Gallant Rescue.

Moderately tall and broad, with well-tanned skin and pleasant features, Dick Stapleton looked a gentleman and a decent fellow as he lolled on an old box which lay on the beach at Cape Coast Castle. He was dressed in white ducks from head to foot, while a big solar topee covered his head. His collar was thrown wide open, a light scarf being tied loosely round the neck, while his whole appearance gave one the impression that he was decidedly at ease. And yet he was not happy. A week had passed since the robbery, and in that time he had given full particulars to an apathetic police force. He had offered a reward for the recovery of the treasure, and he had wondered how and where he was to live.

“There are the two houses,” he had said over and over again to himself. “One is the store, and has perhaps fifty pounds worth of goods in it. The other, the living-house, is of greater value. But they are useless to me, for without capital I cannot run the store, while without means I cannot live in the house. And I haven’t, so far, been able to come across a tenant. I’ve five pounds in cash, and when that goes I’m penniless.”

He began to throw pebbles aimlessly, vaguely wondering what he could do to lighten his difficulties.

“It is plain that there is no work for me here,” he said at length. “Practically every white man between this and Elmina is an official of some sort, while the natives don’t count. Of course there are the merchants and the storekeepers, but then I am neither the one nor the other now. Father even never made much more than a bare living, thanks, perhaps, to that robber. Ah, if I had had the means to organise an expedition I would have followed him; but then where should I have obtained an escort? These Fantis, fine fellows though they look, are really cowards, so I am told.”

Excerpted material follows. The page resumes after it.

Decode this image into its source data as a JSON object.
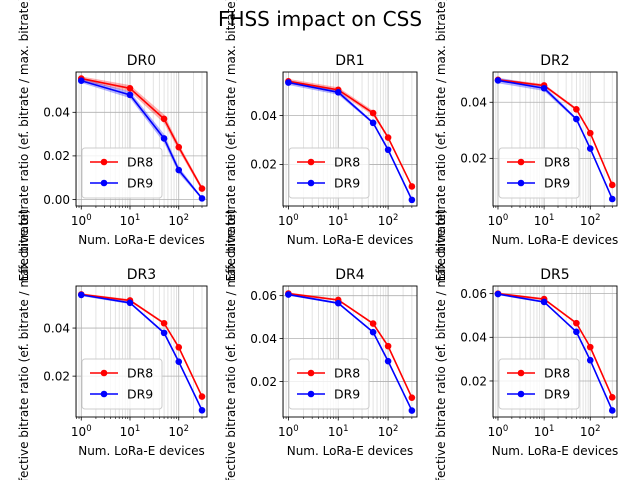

He watched one of the ebony natives lounging in the shade some little distance away, and noted his tall and well-proportioned figure. Then he turned to others, who sat with their toes dipping in the water, and their knees submerged every now and again as a big wave thundered on the sand. They were the kroomen, who were accustomed to play between shore and ship, and bring off passengers and baggage.

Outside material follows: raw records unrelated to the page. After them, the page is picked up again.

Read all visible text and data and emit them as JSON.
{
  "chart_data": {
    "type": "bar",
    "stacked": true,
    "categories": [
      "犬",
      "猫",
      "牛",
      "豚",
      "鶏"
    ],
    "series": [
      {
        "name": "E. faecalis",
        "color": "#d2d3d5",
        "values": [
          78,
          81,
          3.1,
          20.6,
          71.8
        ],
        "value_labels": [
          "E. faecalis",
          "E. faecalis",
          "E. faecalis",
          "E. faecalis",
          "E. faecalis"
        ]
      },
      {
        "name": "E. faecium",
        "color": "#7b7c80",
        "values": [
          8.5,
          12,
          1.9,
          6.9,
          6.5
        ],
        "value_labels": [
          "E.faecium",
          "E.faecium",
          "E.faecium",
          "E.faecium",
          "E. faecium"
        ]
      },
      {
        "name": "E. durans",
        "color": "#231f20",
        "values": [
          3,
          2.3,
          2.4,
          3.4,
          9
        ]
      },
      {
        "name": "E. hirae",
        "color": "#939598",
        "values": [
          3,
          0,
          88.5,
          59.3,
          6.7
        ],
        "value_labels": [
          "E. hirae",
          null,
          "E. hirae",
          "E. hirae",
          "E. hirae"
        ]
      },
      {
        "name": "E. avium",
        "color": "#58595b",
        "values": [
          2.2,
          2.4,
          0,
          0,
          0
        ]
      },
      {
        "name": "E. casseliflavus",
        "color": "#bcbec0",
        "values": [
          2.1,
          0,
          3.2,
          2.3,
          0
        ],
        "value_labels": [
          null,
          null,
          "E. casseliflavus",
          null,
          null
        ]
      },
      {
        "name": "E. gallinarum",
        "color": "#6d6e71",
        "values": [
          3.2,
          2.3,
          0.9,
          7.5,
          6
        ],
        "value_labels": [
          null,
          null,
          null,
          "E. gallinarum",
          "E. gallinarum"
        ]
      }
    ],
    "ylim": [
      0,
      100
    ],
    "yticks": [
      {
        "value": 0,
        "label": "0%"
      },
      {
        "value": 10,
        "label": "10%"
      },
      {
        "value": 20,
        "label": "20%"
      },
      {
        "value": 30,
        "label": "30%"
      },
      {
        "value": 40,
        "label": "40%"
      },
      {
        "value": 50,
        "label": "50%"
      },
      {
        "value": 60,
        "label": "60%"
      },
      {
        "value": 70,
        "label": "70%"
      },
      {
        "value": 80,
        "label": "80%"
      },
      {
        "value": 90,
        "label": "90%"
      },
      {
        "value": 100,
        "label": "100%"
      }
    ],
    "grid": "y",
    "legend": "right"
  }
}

“They will have work soon,” thought Dick, as his eye lit upon a steamer approaching. “But they know that it will be an hour yet before she is at her moorings off the coast. She’s a big vessel. One of the regular callers.”

For a little while he gazed at the ship, wondering who were aboard, and which of the white officials who had gone away on leave some time before, fagged and debilitated by the trying climate, would return, and come ashore fresh and cheery, with that ruddy complexion common to Europeans and to natives of the British Isles.

“Lucky beggars,” he thought. “They will have everything dear before them. They will take up the old work as if they had merely been for a day’s shooting up-country, and their friends whom they relieve will take their bunks and sail away. It would be a fine thing for me if I could get a billet under the Government.”

He lay there for a long time reflecting, and as he did so the ship came rapidly closer. When a mile from the sandy coast she dropped her anchor, and those ashore could easily see the splash as it entered the water. Then she lay to, with her broadside facing the land, rolling and heaving with monotonous regularity. Dick watched the bustle aboard listlessly, for it was no unusual sight for dwellers on the Gold Coast, the White Man’s Grave. Time and again he wondered whether there might be some one aboard to whom he could offer the store and the house, or some one who would befriend him and perhaps obtain some post for him which would enable him to work for a living. For as the reader will have learned, Dick was in difficulties. He had come out some months before at his father’s urgent call, and had barely had time to look into the business of the store when his father died. Then came the theft of the gold, and here was our hero stranded indeed, with little experience, and with very few years behind him. No wonder that he was dismayed. That as his fingers closed on the five golden sovereigns in his pocket his mind went time and again to the future, wondering what would happen when those golden coins had perforce been changed into silver, and the silver had dwindled away.